[A Daughter of To-Day by Sara Jeannette Duncan (aka Mrs. Everard Cotes)]@TWC D-Link bookA Daughter of To-Day CHAPTER XIX 5/18
She felt that it implied almost a breach of faith, of comradeship, to say nothing of the complication of her dignity, which she wanted upheld in his eyes before all others.
In reality she made him more the sovereign of her affections and the censor of her relations than nature designed Lawrence Cardiff to be in the parental connection. It gave him great pleasure that he could make his daughter a friend, and accord her the independence of a friend; it was a satisfaction to him that she was not obtrusively filial.

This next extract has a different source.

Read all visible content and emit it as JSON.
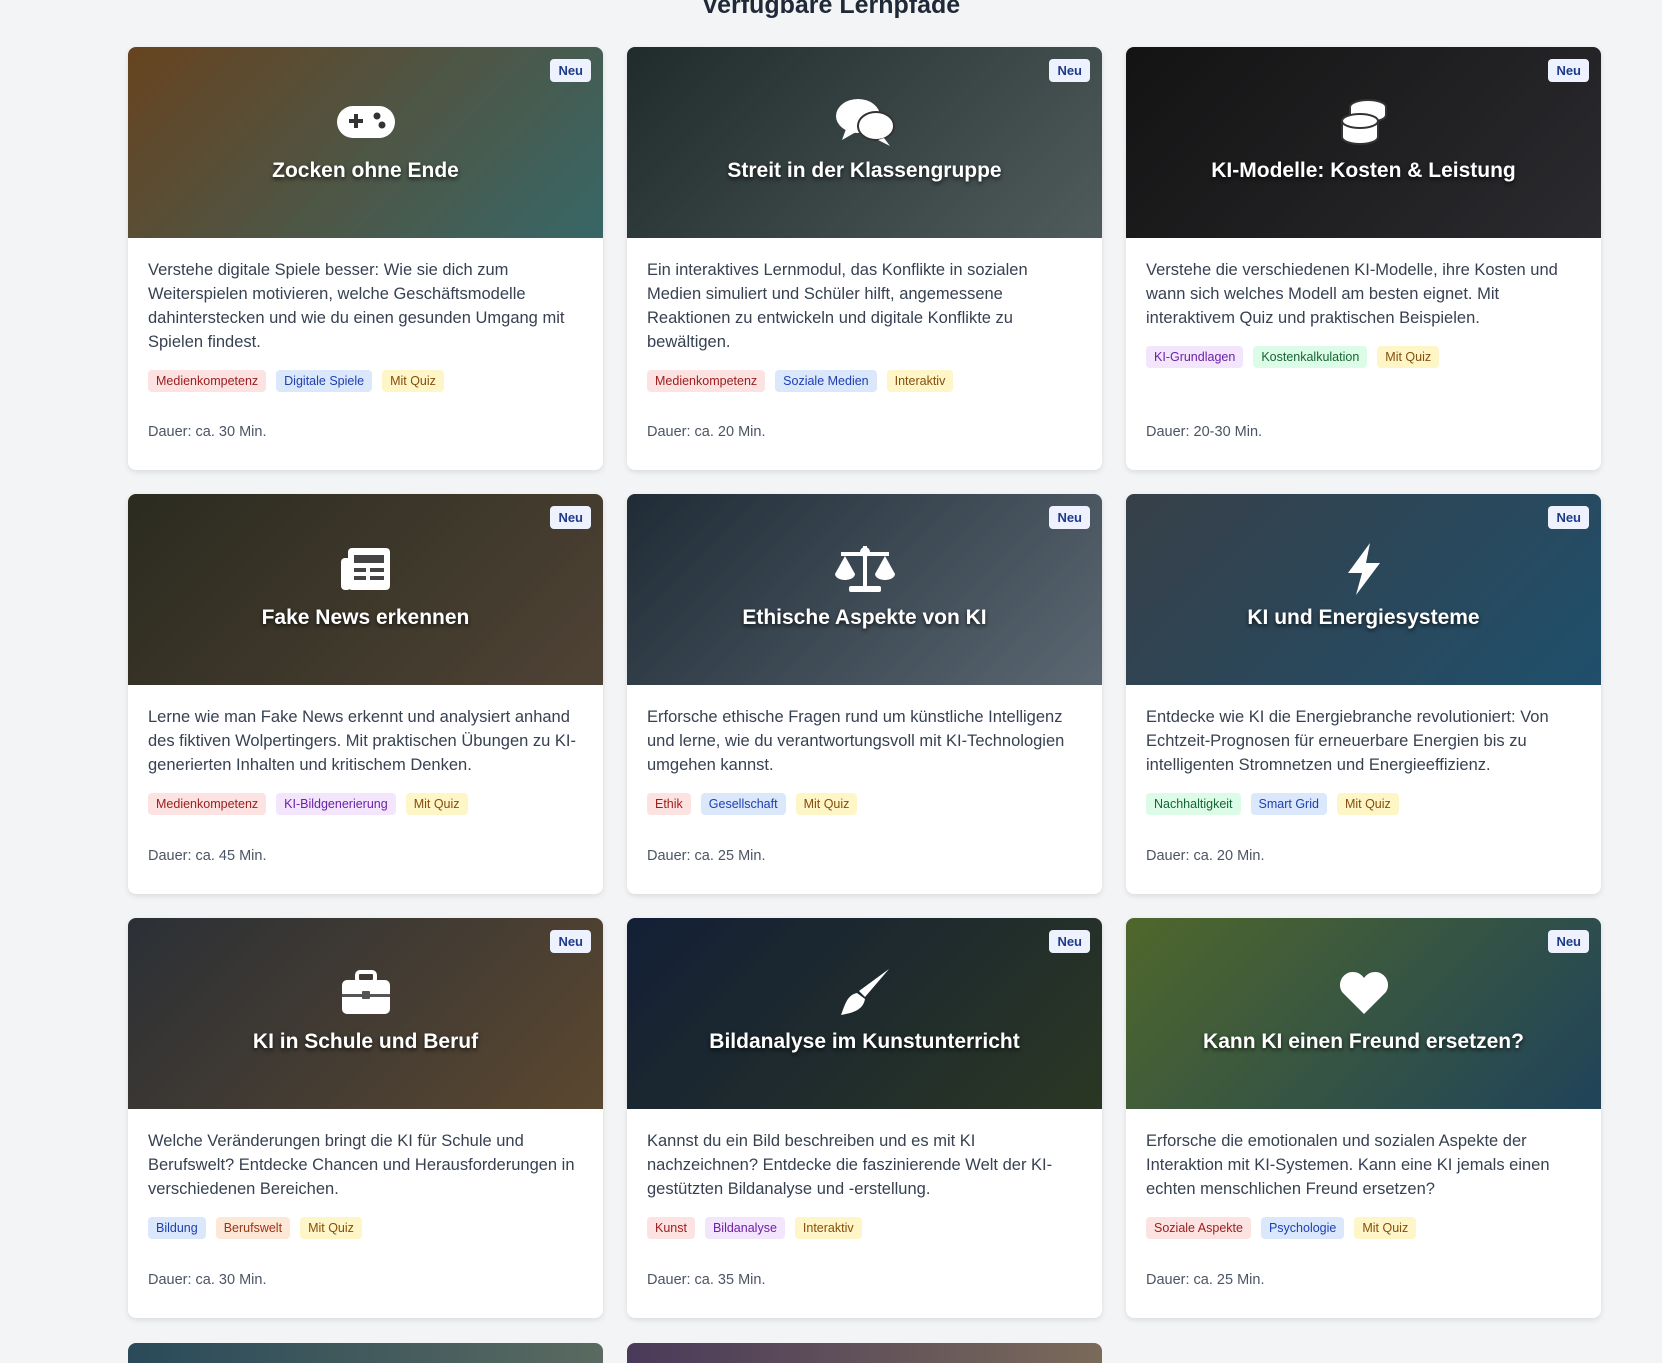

Her feeling for Kendal, under the circumstances, would have hurt him if he bad known of it, but only through his sympathy and his affection--he was unacquainted with the jealousy of a father.
But in Janet's eyes they made their little world together, indispensable to each other as its imaginary hemispheres.
She had a quiet pain, in the infrequent moments when she allowed herself the full realization of her love for Kendal, in the knowledge that she, of her own motion, had disturbed its unities and its ascendancies. Since that evening at Lady Halifax's, when Janet saw John Kendal reddening so unaccountably, she had felt singularly more tolerant of Elfrida's theories.